A range of light curve shapes spotted by Zooniverse citizen scientists performing classifications for Bursts from Space: MeerKAT
Unfortunately, research comes with its fair share of frustrating moments along with the successes. For Alex, it’s the process of preparing the data for analysis which has proved the most irksome. “Sometimes there’s bits in the process that take a long time, particularly messing with code. There can be so much effort that went into this one little bit, that even if you did put it in a paper is only one sentence.” These behind-the-scenes struggles are essential to make the data presentable to the citizen scientists in the first place, as well as to deal with the thousands of responses which come out the other side. He assures me it’s all worth it in the end.

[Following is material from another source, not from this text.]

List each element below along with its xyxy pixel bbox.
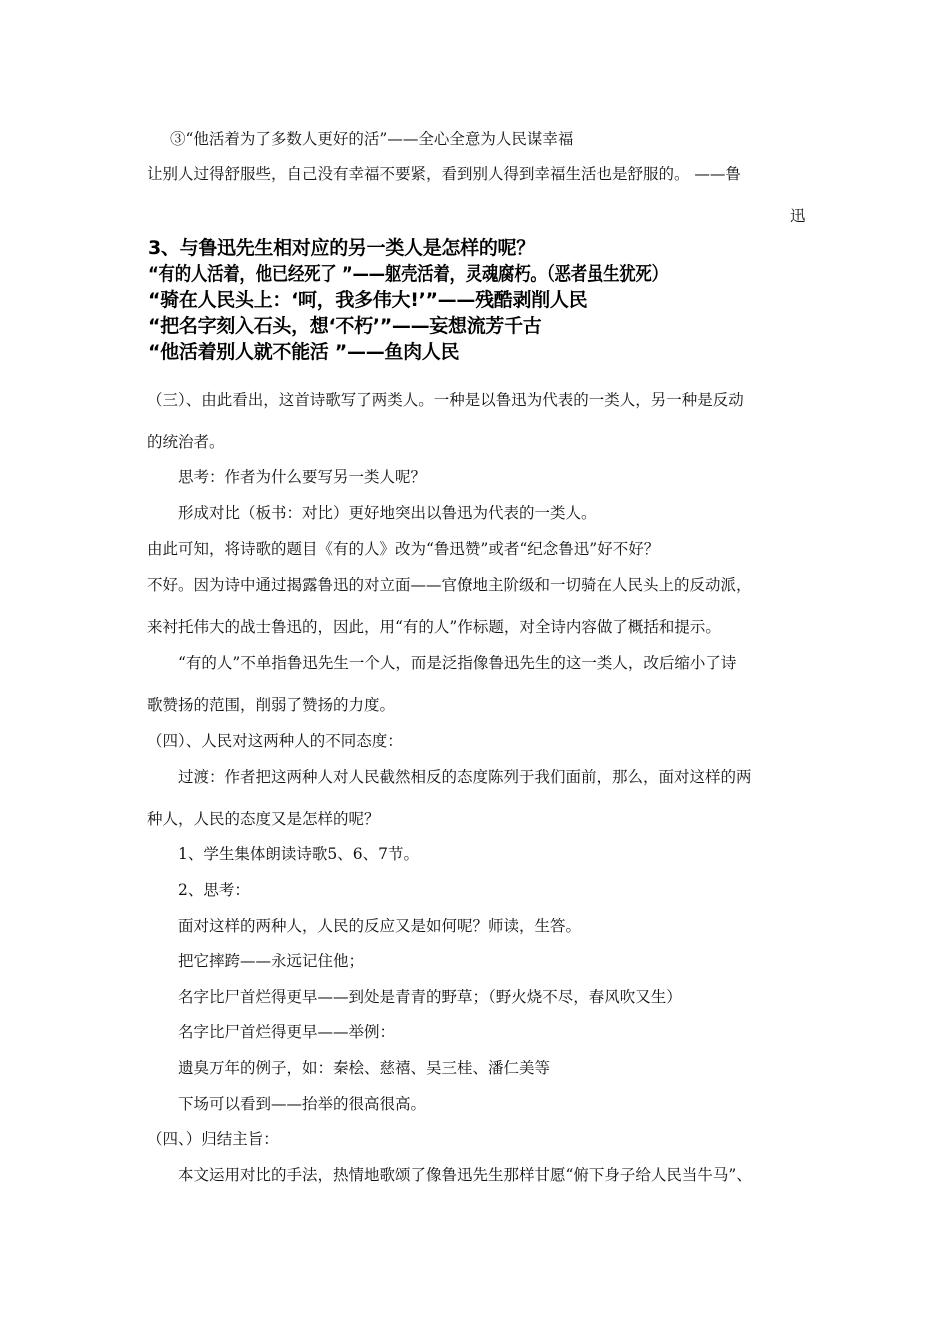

As to where this research is headed next, Alex says the prospects are very exciting. Now they have a large bank of images that have been analysed by the citizen scientists, he can apply this information to train machine learning algorithms to perform similar detection of interesting transient sources. This next step will allow him to see “how we can harness these new techniques to apply them to radio astronomy – which again, is a completely novel thing.”
Alex is clearly looking forward to these further leaps into the unknown. “The PhD has been a real journey into lots of things that I don’t know, which is exciting. That’s really fun in and of itself.” However, when I ask him what his favourite part of this research has been so far, it isn’t the science. It’s the citizen scientists. He interacts with them directly through chat boards on the Zooniverse site, discussing findings and answering questions. Alex describes their enthusiasm as infectious – “We’re all excited about this unknown frontier together, and that has been really, really lovely.” He’s already busy preparing more data for the volunteers to examine, and who knows what they might find; they still have plenty of sky to explore.